Marilyn was out riding, as usual. I hung around anyway, pretending her family house wouldn't turn back into a Wascana Centre Authority storage facility.
Pretty soon her family farm on section 5 (township 17, range 19, west of the 2nd) would turn into Hillsdale.
Here is the view across the lake from Marilyn's house.
This would be about as close as I would get to Marilyn today.
Tuesday, 18 August 2009
Wednesday, 12 August 2009
First house, latest shadows
Monday, 10 August 2009
Stop
Monday, 3 August 2009
What Worked Today
I'd decided to write a piece in, and on, every street in Hillsdale. I didn't have anything in mind for an order, or much in mind at all, really, except the knowledge that whatever project momentum I've built will push through and beyond the next moment of writing.
I'd thought about setting certain formal regularities for all the street pieces--after all, I reasoned, the physical lay-out of Hillsdale was itself highly formalized--but hadn't settled on any. I leaned (not sure why) toward Uhrich Avenue for the first piece, and this morning when I checked my alphabetical listing of Hillsdale streets, I saw that it was the last one.
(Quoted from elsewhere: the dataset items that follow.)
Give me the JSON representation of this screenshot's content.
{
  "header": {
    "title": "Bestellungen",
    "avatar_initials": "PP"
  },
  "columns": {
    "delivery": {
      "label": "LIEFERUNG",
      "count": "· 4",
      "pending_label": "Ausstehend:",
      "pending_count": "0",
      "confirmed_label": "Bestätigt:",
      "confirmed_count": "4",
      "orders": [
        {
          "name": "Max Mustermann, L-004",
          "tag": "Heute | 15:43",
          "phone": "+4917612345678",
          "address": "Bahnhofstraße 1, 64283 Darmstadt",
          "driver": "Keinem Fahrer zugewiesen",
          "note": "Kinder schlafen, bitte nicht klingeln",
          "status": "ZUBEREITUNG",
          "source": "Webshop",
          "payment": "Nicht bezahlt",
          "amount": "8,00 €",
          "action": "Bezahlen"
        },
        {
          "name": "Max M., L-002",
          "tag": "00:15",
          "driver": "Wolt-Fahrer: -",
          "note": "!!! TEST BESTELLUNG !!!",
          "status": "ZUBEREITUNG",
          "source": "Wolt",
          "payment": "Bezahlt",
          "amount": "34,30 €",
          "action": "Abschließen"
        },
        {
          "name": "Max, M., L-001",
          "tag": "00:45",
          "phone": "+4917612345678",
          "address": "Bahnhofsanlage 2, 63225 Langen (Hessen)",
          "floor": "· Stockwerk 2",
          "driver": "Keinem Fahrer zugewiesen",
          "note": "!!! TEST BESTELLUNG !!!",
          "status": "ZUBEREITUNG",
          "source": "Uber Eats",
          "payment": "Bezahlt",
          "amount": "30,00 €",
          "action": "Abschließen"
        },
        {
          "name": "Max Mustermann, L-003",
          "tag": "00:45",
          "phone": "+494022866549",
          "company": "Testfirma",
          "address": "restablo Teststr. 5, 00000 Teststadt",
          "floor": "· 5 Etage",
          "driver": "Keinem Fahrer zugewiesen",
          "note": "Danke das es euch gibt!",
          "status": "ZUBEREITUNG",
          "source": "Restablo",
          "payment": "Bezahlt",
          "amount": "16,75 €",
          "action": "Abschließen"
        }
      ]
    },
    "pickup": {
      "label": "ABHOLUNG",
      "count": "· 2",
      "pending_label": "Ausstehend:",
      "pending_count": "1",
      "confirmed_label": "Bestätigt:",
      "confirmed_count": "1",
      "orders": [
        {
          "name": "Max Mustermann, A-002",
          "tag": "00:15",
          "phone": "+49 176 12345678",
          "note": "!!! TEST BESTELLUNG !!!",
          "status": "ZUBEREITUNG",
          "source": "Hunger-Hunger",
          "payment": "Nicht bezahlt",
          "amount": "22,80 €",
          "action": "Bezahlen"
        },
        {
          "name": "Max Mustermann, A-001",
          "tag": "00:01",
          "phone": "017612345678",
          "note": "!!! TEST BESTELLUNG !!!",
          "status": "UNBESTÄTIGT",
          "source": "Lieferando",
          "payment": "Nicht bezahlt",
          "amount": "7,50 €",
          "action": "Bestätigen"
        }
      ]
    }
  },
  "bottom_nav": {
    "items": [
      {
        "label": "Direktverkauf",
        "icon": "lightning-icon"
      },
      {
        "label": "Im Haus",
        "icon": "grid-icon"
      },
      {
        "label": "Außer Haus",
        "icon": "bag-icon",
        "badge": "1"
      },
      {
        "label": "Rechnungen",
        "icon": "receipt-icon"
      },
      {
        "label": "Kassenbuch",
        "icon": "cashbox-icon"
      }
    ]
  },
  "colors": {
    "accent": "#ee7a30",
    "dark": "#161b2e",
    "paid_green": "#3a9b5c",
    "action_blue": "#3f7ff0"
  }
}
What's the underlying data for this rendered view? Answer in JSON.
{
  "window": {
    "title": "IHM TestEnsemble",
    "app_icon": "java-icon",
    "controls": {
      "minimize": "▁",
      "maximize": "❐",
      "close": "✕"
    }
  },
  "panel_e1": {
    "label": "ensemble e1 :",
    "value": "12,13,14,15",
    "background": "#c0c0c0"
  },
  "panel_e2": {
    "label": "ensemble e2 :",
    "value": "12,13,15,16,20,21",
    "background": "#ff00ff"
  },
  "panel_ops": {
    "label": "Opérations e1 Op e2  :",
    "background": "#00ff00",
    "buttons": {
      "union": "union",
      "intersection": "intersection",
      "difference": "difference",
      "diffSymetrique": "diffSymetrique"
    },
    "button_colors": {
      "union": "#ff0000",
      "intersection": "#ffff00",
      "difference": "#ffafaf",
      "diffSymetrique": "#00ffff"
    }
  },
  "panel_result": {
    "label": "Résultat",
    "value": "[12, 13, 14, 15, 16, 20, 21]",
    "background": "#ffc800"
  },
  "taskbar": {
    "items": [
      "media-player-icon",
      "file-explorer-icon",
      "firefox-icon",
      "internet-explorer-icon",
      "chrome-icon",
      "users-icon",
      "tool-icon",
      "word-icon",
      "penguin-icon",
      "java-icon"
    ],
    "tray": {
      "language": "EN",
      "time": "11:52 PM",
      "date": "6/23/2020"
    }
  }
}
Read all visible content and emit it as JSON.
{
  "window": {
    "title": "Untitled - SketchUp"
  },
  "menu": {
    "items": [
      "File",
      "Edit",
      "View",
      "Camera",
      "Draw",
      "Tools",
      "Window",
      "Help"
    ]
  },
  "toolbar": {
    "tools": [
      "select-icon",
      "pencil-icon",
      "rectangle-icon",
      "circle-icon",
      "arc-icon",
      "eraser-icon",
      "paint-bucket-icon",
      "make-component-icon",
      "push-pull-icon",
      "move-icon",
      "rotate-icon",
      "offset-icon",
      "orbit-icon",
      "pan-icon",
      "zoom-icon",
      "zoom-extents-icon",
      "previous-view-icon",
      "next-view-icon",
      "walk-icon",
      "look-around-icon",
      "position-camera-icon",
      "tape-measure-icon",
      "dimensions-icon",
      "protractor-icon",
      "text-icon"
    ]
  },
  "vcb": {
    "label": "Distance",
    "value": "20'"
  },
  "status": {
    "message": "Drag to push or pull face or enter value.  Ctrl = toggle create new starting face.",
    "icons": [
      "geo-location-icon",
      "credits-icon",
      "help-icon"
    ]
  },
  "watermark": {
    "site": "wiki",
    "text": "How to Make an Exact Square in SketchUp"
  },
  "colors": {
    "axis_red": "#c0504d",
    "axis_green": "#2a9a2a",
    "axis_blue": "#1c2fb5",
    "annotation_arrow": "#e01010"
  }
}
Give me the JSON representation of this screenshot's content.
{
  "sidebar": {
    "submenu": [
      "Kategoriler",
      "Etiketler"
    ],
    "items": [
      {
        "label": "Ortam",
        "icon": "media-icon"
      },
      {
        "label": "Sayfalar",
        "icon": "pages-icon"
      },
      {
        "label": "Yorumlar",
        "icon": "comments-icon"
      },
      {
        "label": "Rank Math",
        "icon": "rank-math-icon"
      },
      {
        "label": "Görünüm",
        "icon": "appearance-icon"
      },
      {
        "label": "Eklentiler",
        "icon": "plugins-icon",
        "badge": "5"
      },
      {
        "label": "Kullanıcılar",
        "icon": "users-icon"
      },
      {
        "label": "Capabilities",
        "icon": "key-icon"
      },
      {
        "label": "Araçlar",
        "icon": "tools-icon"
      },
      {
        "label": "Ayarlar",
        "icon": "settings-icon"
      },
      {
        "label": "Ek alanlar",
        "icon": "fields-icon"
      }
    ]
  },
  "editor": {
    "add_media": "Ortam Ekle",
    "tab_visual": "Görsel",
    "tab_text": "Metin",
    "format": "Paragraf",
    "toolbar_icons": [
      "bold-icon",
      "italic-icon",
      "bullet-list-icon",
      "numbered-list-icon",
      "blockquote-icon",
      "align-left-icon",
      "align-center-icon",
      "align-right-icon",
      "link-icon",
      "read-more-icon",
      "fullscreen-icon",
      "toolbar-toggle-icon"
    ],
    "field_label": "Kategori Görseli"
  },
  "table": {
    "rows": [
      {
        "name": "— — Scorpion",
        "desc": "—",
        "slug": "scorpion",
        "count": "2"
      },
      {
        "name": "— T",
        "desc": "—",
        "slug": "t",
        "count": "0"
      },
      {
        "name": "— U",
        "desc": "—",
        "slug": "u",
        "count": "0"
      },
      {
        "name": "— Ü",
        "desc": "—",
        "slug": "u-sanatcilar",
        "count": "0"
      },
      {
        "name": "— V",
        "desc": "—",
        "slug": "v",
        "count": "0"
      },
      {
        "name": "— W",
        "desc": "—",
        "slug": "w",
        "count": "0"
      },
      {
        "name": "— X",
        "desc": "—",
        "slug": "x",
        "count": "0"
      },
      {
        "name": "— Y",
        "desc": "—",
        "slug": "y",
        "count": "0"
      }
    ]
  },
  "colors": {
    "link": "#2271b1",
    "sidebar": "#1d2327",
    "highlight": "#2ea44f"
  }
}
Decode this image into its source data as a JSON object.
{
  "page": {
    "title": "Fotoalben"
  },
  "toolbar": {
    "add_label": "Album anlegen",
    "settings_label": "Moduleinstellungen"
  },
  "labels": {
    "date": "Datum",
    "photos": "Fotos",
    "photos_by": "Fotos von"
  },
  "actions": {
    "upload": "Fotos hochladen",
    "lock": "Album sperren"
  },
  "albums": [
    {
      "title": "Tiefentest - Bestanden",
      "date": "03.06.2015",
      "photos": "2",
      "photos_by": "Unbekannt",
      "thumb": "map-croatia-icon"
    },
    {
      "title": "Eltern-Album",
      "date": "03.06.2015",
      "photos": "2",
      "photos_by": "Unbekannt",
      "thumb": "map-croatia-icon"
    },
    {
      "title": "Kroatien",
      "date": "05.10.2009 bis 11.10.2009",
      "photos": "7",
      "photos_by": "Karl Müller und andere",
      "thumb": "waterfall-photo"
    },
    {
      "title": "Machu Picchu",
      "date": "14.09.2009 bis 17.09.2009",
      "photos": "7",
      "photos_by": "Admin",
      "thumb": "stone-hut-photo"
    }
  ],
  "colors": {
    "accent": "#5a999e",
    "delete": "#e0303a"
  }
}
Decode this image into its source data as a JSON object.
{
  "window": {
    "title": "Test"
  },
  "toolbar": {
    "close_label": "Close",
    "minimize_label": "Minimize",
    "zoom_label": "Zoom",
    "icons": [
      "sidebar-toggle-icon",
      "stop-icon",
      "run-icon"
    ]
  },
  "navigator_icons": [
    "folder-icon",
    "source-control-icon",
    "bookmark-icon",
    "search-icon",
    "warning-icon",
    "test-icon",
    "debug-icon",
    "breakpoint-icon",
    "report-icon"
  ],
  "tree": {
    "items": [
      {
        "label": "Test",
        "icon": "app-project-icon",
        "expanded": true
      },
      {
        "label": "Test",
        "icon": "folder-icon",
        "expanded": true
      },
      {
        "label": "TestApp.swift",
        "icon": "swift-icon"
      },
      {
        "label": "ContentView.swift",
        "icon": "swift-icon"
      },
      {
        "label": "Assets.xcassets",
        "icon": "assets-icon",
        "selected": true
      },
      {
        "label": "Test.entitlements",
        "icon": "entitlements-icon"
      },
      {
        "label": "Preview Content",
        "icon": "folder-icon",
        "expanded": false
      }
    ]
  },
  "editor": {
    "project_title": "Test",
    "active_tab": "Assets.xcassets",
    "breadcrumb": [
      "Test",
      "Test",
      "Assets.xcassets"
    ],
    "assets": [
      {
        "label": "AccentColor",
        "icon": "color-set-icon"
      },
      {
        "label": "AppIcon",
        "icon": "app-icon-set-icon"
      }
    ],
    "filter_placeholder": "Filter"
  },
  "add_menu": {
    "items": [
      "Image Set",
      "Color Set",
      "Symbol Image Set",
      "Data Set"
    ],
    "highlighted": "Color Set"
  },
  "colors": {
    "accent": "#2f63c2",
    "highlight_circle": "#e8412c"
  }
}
And Anderson, where I'd lived as a lad, was first. Perfect! So there's my order, last to first.
Before I set out for Uhrich, I added Don Kerr's poems (see an entry or two ago in this blog) and Saramago's Journey to Portugal, from which I've borrowed the figure of "the traveller". The plan was to walk, take pictures, look around, then sit in the car at the corner of Uhrich and Bryant (the weather sketchy today) and write, dipping into the books as required.
That I did. One line from page 417 of Journey was enough: "The higher [of two small hills] rises so steeply out of the plain that it looks artificial". As I'd just noted on my walk, Uhrich rises. Uhrich rises--that notion would take me through the next few pages. After that, we'll see, the traveller says.